Our Mission at DeepBiome Therapeutics

In the past years, most microbiome companies have been racing each other to arrive at magic strain(s) for diseases ranging from infections to central nervous system disorders. To discuss the pitfalls of such efforts is beyond this letter’s scope. However, as the iPhone did not grow out of a vacuum, we did not anticipate great success in the microbiome field would come from inventing drugs independently from the rest of pharmaceutical infrastructure by delivering blackbox-like live bacteria filled with undefined dark matter. In contrast, we see this as a perfect opportunity to engineer a “read-write-test” axis to translate such microbiome dark matter into clearly elucidated novel biological insight-based therapeutics, while working closely with tested pharmaceutical infrastructure framework. Founded by the Broad Institute and Harvard Medical School alumni scientists Chengwei Luo and Aleksandar Kostic, DeepBiome Therapeutics spent the first year at the Pagliuca Harvard Life Lab building its technology platform. With a seed round of $7.25M, lead by KTB, Baidu Ventures, and the WI Harper Group in mid-2019, DeepBiome started developing its therapeutic pipelines in the heart of Kendall Square, Cambridge. To date, DeepBiome’s platform has analyzed terabytes of microbiome data and generated drug candidates using in-depth analysis and screening methods led by deep learning and other novel algorithms. We have shown that a large percentage of these candidates, derived from microbiome insights, are bioactive with preferred pharmaceutical characteristics. Furthermore, because most of these candidates are directly derived from the healthy human microbiome, it is not surprising that they elicit very favorable toxicity profiles. Moreover, rather than collecting samples and trying to isolate strains from them, our platform was built with scalability in mind since day one to abide by the “read-write-test” mantra.
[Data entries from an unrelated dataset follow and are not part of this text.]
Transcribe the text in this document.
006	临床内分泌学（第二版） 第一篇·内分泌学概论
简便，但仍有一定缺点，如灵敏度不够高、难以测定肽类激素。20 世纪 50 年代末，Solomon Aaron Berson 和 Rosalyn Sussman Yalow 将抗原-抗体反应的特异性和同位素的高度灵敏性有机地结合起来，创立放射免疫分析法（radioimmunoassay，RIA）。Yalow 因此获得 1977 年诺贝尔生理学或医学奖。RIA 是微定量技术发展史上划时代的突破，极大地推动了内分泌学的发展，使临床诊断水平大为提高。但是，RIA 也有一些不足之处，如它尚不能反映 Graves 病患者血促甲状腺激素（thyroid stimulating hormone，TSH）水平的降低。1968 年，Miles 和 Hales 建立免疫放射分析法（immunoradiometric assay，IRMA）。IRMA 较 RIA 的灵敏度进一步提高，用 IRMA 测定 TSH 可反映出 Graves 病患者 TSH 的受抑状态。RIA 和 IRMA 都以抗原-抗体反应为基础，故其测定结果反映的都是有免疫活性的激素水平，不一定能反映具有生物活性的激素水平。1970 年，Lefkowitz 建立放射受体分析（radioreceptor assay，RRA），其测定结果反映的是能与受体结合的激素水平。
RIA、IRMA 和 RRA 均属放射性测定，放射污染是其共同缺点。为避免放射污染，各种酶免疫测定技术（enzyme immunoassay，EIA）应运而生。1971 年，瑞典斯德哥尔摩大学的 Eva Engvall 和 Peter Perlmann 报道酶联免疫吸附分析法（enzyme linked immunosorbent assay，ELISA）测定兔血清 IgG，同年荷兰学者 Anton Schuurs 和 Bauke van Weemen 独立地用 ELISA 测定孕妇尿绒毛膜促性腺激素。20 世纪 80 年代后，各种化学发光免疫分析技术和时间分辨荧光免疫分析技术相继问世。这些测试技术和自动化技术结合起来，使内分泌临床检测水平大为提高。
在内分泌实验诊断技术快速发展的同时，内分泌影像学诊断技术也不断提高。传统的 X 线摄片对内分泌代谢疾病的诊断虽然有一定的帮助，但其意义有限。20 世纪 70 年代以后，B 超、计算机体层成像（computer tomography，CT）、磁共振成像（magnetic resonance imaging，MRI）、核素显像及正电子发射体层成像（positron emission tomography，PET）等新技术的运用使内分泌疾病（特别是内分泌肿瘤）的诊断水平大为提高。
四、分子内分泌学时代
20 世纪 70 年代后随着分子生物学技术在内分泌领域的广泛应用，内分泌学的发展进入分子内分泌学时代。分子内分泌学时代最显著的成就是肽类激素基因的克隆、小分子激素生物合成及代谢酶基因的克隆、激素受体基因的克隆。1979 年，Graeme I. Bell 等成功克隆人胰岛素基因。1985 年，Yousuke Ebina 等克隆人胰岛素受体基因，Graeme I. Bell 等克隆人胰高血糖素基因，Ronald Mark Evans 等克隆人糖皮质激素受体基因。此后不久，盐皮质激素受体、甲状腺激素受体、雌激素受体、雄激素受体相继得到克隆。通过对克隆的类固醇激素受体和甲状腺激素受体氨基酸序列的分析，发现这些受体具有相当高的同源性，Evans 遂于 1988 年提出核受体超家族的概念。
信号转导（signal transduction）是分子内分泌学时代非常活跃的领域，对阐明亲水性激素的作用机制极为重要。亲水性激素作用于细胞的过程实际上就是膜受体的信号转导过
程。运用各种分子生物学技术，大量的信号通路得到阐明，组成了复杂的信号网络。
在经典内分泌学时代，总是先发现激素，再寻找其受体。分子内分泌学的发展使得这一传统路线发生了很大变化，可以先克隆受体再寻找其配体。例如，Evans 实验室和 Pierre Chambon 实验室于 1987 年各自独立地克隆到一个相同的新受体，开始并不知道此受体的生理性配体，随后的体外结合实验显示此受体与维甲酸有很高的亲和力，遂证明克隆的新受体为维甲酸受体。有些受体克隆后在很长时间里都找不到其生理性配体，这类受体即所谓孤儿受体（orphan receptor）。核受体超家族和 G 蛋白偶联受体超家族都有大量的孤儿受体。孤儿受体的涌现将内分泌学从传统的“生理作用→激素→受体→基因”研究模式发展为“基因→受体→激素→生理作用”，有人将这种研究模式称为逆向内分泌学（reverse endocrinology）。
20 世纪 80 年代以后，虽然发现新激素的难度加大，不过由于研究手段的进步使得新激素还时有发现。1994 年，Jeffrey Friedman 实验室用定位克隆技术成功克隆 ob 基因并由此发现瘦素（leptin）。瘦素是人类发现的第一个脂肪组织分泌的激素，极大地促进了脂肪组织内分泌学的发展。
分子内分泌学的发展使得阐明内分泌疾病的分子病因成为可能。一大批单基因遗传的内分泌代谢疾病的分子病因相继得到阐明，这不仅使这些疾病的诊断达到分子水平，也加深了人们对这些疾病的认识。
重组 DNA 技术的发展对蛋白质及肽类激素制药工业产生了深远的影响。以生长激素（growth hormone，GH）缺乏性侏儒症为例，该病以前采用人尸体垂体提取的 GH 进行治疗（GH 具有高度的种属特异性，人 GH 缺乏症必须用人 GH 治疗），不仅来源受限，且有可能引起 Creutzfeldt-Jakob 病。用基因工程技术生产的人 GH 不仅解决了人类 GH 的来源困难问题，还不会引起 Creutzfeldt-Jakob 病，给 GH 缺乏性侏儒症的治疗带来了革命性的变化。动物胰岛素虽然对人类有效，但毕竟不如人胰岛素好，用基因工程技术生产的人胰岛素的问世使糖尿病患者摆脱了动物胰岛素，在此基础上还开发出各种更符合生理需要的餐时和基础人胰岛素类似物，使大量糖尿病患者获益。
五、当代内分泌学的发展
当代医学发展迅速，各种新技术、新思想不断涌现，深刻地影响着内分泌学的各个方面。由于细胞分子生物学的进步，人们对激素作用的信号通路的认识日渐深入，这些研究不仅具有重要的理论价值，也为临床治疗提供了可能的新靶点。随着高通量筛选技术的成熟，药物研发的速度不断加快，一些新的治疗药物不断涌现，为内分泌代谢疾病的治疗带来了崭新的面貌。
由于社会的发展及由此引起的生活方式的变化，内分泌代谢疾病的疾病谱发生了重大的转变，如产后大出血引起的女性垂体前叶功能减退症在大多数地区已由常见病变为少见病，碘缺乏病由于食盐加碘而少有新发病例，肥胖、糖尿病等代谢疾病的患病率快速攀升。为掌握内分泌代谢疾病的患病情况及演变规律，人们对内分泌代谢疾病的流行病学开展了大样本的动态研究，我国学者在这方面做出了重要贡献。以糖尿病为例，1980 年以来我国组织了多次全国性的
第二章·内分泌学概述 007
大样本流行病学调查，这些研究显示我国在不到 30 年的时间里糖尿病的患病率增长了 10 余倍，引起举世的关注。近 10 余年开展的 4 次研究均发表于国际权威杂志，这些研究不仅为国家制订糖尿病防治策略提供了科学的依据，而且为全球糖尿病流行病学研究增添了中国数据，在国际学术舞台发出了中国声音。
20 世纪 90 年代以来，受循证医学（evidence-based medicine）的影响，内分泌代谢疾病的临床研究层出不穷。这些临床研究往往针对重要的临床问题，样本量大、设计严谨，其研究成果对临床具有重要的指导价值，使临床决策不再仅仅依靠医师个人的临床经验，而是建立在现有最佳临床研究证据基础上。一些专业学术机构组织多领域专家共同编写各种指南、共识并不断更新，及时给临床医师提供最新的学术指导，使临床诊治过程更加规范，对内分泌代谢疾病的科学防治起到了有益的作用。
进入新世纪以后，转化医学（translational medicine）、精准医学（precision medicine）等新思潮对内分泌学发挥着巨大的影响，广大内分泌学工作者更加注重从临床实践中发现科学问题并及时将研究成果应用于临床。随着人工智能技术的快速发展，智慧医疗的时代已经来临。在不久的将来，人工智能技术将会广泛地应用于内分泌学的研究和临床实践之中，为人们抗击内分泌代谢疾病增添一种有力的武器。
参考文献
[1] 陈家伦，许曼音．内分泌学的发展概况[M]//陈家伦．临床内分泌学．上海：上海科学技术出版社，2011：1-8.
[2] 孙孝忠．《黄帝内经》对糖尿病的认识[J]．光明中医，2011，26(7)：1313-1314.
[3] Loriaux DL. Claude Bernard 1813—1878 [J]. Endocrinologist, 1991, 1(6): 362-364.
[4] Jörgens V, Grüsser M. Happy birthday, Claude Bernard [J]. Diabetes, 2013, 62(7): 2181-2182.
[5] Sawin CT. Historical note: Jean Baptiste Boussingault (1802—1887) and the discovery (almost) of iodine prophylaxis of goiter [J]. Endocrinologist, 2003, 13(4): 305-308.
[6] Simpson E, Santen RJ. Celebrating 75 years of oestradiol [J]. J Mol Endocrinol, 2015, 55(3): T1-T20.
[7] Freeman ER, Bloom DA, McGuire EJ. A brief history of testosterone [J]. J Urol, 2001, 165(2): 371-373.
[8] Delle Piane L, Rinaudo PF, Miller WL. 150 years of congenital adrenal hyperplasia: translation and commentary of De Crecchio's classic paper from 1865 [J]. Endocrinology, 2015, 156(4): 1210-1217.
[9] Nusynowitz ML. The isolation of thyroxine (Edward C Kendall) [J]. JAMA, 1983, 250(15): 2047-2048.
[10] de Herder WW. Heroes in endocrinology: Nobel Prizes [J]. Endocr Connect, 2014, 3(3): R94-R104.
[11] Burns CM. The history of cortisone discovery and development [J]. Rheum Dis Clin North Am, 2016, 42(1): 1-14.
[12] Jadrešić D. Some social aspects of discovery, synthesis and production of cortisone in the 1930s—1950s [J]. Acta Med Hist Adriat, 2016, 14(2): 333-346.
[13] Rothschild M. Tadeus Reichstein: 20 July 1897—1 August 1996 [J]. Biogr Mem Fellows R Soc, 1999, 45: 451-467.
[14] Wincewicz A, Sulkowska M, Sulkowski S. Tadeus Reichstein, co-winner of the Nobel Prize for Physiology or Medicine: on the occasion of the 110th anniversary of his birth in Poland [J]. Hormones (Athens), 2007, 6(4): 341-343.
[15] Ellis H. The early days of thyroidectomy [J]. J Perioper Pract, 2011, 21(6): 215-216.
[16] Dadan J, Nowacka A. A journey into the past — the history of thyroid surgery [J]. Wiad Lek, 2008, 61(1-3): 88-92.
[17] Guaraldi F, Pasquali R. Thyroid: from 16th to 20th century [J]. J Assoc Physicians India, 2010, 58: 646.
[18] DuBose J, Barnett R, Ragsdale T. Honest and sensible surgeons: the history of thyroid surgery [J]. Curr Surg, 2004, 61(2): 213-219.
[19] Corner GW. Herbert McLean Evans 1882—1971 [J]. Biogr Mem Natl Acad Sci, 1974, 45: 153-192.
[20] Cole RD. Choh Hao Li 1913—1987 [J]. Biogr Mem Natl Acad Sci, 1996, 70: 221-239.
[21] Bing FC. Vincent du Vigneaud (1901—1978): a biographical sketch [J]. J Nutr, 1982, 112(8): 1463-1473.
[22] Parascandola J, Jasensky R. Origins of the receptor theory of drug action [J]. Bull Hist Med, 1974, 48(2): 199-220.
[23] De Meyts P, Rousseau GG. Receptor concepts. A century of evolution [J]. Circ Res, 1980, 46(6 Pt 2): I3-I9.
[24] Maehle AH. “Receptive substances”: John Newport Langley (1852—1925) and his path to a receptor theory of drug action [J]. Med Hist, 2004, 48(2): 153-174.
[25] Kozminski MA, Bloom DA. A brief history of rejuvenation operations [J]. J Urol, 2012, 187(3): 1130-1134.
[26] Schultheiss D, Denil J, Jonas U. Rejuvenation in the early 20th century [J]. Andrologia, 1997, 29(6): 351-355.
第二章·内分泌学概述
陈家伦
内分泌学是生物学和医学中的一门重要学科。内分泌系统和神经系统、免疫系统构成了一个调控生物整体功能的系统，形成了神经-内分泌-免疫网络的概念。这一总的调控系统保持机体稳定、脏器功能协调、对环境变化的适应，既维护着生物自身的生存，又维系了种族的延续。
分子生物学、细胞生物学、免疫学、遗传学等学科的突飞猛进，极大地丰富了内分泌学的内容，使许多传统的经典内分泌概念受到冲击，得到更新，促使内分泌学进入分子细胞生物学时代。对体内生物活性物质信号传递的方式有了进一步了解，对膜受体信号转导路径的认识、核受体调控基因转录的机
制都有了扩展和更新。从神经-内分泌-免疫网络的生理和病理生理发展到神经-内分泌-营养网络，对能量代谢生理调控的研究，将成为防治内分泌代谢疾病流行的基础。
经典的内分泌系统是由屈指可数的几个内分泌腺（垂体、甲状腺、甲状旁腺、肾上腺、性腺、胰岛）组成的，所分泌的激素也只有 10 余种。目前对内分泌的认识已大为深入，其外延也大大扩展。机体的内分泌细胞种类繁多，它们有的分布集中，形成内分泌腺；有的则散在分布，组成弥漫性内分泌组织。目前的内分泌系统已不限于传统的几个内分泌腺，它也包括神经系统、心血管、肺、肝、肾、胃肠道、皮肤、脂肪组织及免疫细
With an initial focus on autoimmune diseases, we plan to use the same operations to branch into nearly any indication area in which the microbiome has been demonstrated to play a substantial role. 


It is noteworthy to point out that, despite the fact that modality and scalability are in our favor, there remain several challenges to be tackled before we can fully unleash microbiome’s potential. One is the cost of DNA synthesis; though we believe it will eventually decrease to a point that we can build genetic circuits embedded in the dark matter without having to prioritize our screening effort, it is currently a speed limiting step. Another one is the screening approach itself, it is of tremendous value to engineer a unified, disease-independent platform; and we observe a few emerging technologies, such as L1000, organoids, and single cell sequencing, the could potentially offer a viable solution. Ultimately, we firmly believe that by unlocking the novel biological insights hidden in human microbiome along the “read-write-test” axis, our second genome will offer us a plethora of new therapeutics.